Chaos and the Calm is a measured debut album that aims to present soulful blues-rock in an subjective, widely appealing package.
In the vein of fellow Brit balladeers Tom Odell and George Ezra comes James Bay, a husky-voiced blues-rocker whose curated image invokes the impassioned troubadour. Following four EPs and the BRIT Critics’ Choice Award, Chaos and the Calm is a measured debut album that aims to present soulful blues-rock in an subjective, widely appealing package. While Bay’s talent as a performer is undeniable, this debut is forgettably formulaic and holds back the chaos in favor of the innocuously radio-safe.
Across Chaos and the Calm, Bay shows two settings: moody ballads and big guitar anthems. The latter opens the album to infuse some excitement into the proceedings. “Craving” features a rolling electric guitar riff and a driving beat, a departure from previous material now that Bay has access to a backing band. Lead single “Hold Back the River” flirts with this propulsive rock band sound, but shines in the more restrained moments. Bay’s measured (for once) vocals and an unintrusive, plaintive guitar line complement the lyrical entreaties extremely well. But the electric guitar makes a comeback on “Best Fake Smile” – accompanied here by hand-clapping percussion – and the upbeat “Collide.” The Black Keys-indebted “Get Out While You Still Can” is, by far, the best blend of Bay’s trademark blues tones and rocking electric guitar.
The perhaps poorly named (considering the unintended connection to frozen princesses) “Let It Go” is the first track to see Bay do something with his guitar beyond rocking out. A simple but expressive riff accompanies Bay’s lilting vocal, all backed by a decidedly R&B slow beat. With the blues element in his repertoire, this sort of vaguely R&B sound does feature off and on throughout Chaos and the Calm. “If You Ever Want To Be In Love” manages to be a sonic mixture of R&B and country, replete with lap steel. The most country-inspired song, however, is without a doubt “When We Were On Fire.” The latter half of the album, though, racks up four relatively quiet numbers, including “Move Together” and “Scars.” “Need The Sun To Break” and “Incomplete” close out the album with a bevy of backing choirs and a switch from rock guitar to acoustics and piano lines.
Lyrically and thematically, these 12 tracks go down easy. Covering everything from escaping small town life, shedding false friends and about five iterations of lost love, Bay sells himself short by partnering his soulful voice with such tired subject matter packed in uninspired words. Childish metaphors like “When We Were On Fire”’s “Our love is dying / Out cold on the floor / Like a fallen star that shines no more” fill these tracks. Songs are wracked with the same heightened emotion, the same passionate despair and longing to the point that they threaten to coagulate into one amorphous mass that numbs the listeners’ senses. It’s not unlike a string of Coldplay choruses.

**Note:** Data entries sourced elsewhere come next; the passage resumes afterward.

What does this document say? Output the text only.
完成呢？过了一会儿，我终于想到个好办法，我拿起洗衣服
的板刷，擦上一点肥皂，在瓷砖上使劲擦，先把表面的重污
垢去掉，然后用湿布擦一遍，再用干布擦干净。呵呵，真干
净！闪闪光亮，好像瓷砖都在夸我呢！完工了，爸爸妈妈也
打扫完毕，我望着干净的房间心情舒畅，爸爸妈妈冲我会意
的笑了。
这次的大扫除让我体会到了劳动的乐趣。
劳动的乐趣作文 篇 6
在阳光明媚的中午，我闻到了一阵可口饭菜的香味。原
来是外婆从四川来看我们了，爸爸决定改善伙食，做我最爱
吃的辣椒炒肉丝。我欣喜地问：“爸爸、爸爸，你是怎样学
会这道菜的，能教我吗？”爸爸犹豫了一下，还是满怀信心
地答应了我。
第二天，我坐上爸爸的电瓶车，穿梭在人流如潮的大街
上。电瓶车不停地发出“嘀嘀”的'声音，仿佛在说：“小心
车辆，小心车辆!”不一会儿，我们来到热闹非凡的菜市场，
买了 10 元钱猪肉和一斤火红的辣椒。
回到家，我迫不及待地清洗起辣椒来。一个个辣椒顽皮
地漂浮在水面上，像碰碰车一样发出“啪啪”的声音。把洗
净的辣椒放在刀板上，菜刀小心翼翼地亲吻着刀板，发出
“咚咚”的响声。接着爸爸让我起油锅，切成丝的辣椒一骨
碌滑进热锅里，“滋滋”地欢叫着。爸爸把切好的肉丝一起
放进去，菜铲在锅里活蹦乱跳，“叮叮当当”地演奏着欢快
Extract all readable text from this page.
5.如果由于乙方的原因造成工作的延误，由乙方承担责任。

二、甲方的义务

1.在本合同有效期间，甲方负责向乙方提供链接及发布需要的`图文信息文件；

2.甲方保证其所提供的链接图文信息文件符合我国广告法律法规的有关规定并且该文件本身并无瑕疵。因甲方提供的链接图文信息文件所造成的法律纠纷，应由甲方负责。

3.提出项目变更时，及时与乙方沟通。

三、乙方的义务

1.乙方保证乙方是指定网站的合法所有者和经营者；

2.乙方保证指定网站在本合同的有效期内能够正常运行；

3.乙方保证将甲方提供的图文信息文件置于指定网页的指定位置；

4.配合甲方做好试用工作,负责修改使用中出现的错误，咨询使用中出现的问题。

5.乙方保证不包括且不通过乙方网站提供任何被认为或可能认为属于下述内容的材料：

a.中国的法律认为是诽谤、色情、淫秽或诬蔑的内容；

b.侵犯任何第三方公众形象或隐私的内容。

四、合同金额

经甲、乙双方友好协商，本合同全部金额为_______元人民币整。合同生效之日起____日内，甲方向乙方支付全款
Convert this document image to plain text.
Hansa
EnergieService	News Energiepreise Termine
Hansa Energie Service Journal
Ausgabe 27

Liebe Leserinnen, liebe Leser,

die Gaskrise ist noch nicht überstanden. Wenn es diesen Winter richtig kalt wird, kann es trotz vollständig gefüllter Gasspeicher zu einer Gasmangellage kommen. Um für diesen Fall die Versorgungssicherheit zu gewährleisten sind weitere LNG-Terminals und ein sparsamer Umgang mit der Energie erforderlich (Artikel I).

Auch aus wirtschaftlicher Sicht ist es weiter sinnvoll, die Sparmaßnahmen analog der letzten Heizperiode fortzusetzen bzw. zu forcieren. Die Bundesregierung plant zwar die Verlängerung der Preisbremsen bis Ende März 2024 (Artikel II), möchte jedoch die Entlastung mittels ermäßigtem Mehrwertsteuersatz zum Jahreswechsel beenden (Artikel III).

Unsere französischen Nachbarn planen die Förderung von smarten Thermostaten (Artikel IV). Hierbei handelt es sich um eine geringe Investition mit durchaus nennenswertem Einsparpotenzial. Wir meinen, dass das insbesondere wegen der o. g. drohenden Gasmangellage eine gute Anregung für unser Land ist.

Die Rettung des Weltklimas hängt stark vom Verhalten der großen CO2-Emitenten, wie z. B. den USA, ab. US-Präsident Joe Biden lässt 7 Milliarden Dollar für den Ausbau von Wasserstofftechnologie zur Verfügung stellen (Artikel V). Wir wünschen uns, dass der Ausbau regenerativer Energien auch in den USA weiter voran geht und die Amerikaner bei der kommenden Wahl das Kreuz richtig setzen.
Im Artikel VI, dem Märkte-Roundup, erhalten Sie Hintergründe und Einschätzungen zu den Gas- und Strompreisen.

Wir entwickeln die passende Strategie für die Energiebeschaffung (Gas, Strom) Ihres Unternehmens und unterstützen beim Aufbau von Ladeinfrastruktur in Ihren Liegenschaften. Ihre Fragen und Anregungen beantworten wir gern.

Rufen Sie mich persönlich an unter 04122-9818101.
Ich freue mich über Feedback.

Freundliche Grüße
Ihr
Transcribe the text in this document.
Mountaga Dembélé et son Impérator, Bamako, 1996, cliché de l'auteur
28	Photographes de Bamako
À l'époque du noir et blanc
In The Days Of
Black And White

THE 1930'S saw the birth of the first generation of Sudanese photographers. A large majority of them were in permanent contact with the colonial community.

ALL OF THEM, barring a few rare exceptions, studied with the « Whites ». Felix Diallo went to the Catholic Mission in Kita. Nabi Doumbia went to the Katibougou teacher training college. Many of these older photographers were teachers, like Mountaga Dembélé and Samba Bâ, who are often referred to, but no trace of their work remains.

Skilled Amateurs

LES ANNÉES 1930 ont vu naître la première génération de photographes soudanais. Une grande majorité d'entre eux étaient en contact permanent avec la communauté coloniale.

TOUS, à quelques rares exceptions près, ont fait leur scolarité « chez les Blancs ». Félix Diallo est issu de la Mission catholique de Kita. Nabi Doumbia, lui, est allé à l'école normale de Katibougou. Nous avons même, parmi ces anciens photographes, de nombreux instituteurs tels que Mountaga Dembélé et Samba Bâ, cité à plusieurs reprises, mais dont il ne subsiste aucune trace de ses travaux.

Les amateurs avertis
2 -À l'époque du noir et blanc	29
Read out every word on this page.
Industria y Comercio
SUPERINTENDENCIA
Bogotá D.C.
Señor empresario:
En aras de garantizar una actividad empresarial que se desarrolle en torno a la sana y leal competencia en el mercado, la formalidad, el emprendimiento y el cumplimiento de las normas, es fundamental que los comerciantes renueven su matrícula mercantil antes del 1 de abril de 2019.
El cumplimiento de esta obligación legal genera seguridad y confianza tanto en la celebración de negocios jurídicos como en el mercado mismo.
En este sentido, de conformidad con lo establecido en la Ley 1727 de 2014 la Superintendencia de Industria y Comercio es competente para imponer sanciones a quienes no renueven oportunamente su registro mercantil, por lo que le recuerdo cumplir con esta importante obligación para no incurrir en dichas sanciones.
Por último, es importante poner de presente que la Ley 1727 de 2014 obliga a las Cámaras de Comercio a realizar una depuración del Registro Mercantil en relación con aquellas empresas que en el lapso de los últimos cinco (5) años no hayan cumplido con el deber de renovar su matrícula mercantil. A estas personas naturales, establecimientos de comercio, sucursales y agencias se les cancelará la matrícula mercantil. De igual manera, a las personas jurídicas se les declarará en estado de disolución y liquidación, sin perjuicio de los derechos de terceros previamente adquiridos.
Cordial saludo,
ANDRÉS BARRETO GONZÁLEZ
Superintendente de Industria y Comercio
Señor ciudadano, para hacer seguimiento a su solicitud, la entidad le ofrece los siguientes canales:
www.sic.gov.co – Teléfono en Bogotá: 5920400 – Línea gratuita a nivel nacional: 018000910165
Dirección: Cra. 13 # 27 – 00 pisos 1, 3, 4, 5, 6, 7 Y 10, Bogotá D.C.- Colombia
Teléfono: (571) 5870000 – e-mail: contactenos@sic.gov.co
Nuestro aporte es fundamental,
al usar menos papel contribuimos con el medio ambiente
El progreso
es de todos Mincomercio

The album’s familiar themes of love and self-discovery play on a loop through ballads and festival-ready stompers. Through faux-confessional lyrics, Bay wrestles with patently relatable situations. The constants are Bay’s soulful voice, ranging from raspy to the occasional falsetto, and his distinctive guitar. The majority of these twelve tracks stick to blues-rock and country-indebted compositions, but Bay does dip into more far-flung genres. The range is there, but it lacks a corresponding depth.